Optimum Shape, Failure Load and Buckling Load of Persian Historical Brick Masonry Domes

The building of domes in Persia dates back to the third millennium B.C. Since then, the architecture of Persia has produced many types of dome structures using traditional methods to make the best forms of domical shapes. The earliest Iranian dome that still stands was built in Firuzabad, South-west Iran, about 1,800 years ago. Round, ovoid and parabolic domes were built until the seventh century A.D. Low saucer-like domes were constructed later. Double-shell domes appeared in the eleventh century A.D. In the twelfth century A.D., round and smooth, or octagonal domes, rising to a sharp peak, crowned circular or octagonal structures. High domes were placed on tall drums in the fourteenth century A.D. Bulbous domes became current later. The onion-shaped domes were built on shrines in the eighteenth century A.D. The brick masonry dome is an important element of Persian historical architecture. The identification of its structural behavior and the study of the effect the dome shape on its behavior is an important issue. Domes in this study have the most common shapes in Persian architecture and no study has been done about their optimum shape.

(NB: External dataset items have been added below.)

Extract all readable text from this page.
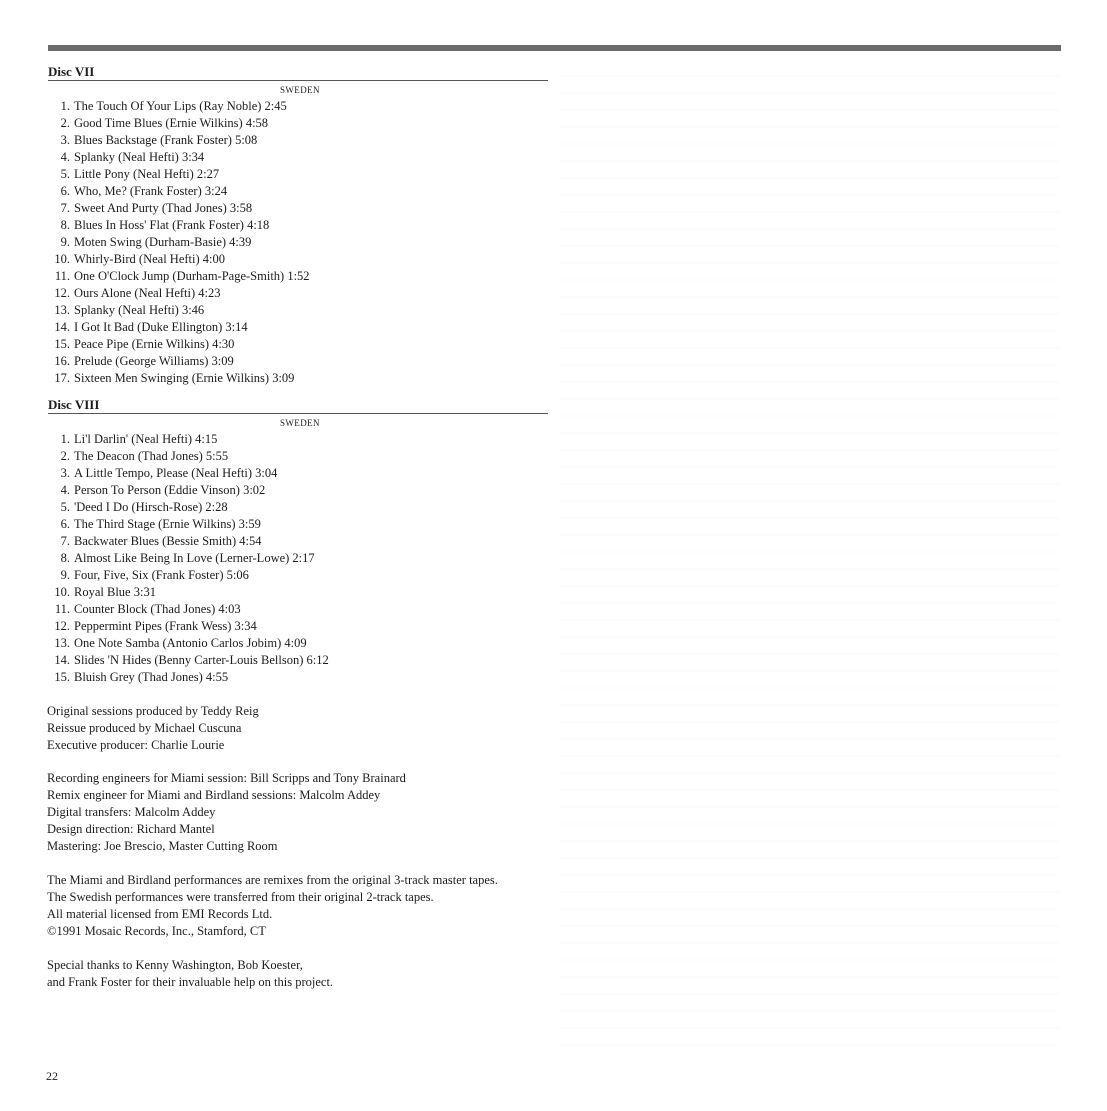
Disc VII
SWEDEN
1. The Touch Of Your Lips (Ray Noble) 2:45
2. Good Time Blues (Ernie Wilkins) 4:58
3. Blues Backstage (Frank Foster) 5:08
4. Splanky (Neal Hefti) 3:34
5. Little Pony (Neal Hefti) 2:27
6. Who, Me? (Frank Foster) 3:24
7. Sweet And Purty (Thad Jones) 3:58
8. Blues In Hoss' Flat (Frank Foster) 4:18
9. Moten Swing (Durham-Basie) 4:39
10. Whirly-Bird (Neal Hefti) 4:00
11. One O'Clock Jump (Durham-Page-Smith) 1:52
12. Ours Alone (Neal Hefti) 4:23
13. Splanky (Neal Hefti) 3:46
14. I Got It Bad (Duke Ellington) 3:14
15. Peace Pipe (Ernie Wilkins) 4:30
16. Prelude (George Williams) 3:09
17. Sixteen Men Swinging (Ernie Wilkins) 3:09
Disc VIII
SWEDEN
1. Li'l Darlin' (Neal Hefti) 4:15
2. The Deacon (Thad Jones) 5:55
3. A Little Tempo, Please (Neal Hefti) 3:04
4. Person To Person (Eddie Vinson) 3:02
5. 'Deed I Do (Hirsch-Rose) 2:28
6. The Third Stage (Ernie Wilkins) 3:59
7. Backwater Blues (Bessie Smith) 4:54
8. Almost Like Being In Love (Lerner-Lowe) 2:17
9. Four, Five, Six (Frank Foster) 5:06
10. Royal Blue 3:31
11. Counter Block (Thad Jones) 4:03
12. Peppermint Pipes (Frank Wess) 3:34
13. One Note Samba (Antonio Carlos Jobim) 4:09
14. Slides 'N Hides (Benny Carter-Louis Bellson) 6:12
15. Bluish Grey (Thad Jones) 4:55
Original sessions produced by Teddy Reig
Reissue produced by Michael Cuscuna
Executive producer: Charlie Lourie
Recording engineers for Miami session: Bill Scripps and Tony Brainard
Remix engineer for Miami and Birdland sessions: Malcolm Addey
Digital transfers: Malcolm Addey
Design direction: Richard Mantel
Mastering: Joe Brescio, Master Cutting Room
The Miami and Birdland performances are remixes from the original 3-track master tapes.
The Swedish performances were transferred from their original 2-track tapes.
All material licensed from EMI Records Ltd.
©1991 Mosaic Records, Inc., Stamford, CT
Special thanks to Kenny Washington, Bob Koester,
and Frank Foster for their invaluable help on this project.
22
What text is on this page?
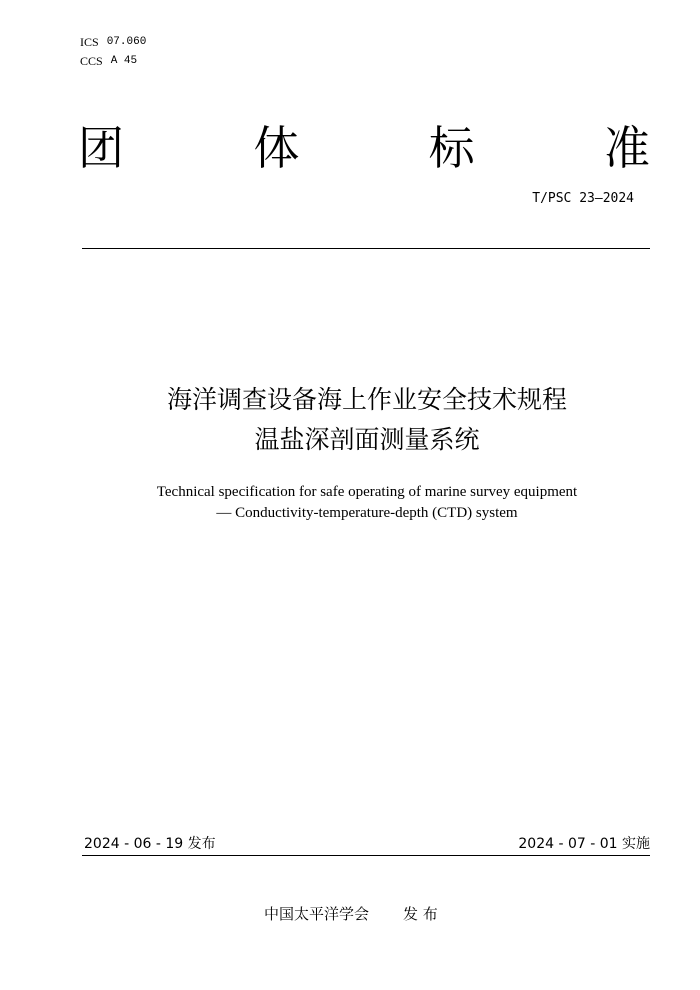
ICS 07.060
CCS A 45
团	体	标	准
T/PSC 23—2024
海洋调查设备海上作业安全技术规程
温盐深剖面测量系统
Technical specification for safe operating of marine survey equipment
— Conductivity-temperature-depth (CTD) system
2024 - 06 - 19 发布	2024 - 07 - 01 实施
中国太平洋学会 发 布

In this research, shape optimisation of Persian historical brick masonry domes with different geometrical shapes under uniform pressure has been studied and then the failure load under concentric loading and buckling load under uniform pressure have been determined for optimal domes. The studied domes have semi-circular, pointed and four-centred cross-sections. Pointed and four-centred domes have three types of drop, ordinary and raised shapes. Seven types of domes with spans of 12 m, 15 m and 18 m have been analysed by the finite element method using the ANSYS code. Material behaviour has been assumed non-linear and the Willam-Warnke failure criterion and, in some cases, the maximum principal stress theory has been used. The parameter used for optimisation is the minimum ratio of apex thickness to base thickness (K) for which the failure load to weight ratio is a maximum. For uniform pressure, K=0.2 is the optimum ratio for semi-circular domes. For pointed domes the optimum ratio is K=0.3, except for the ordinary pointed dome with a span of 18 m for which the optimum ratio is K=0.08. The optimum value is K=0.3 for ordinary four-centred dome with a span of 12 m and raised four-centred dome with a span of 15 m, it is K=0.54 for raised four-centred dome with a span of 12 m , and it is K=0.144 for other types of four-centred domes. The failure load of domes with optimum shapes under concentrated loads is more than that of non-optimum shapes. Buckling load of optimal domes is much more than failure load under uniform pressure. Buckling load increases by decreasing the span. The maximum and minimum values of buckling load belong to pointed and semi-circular domes, respectively.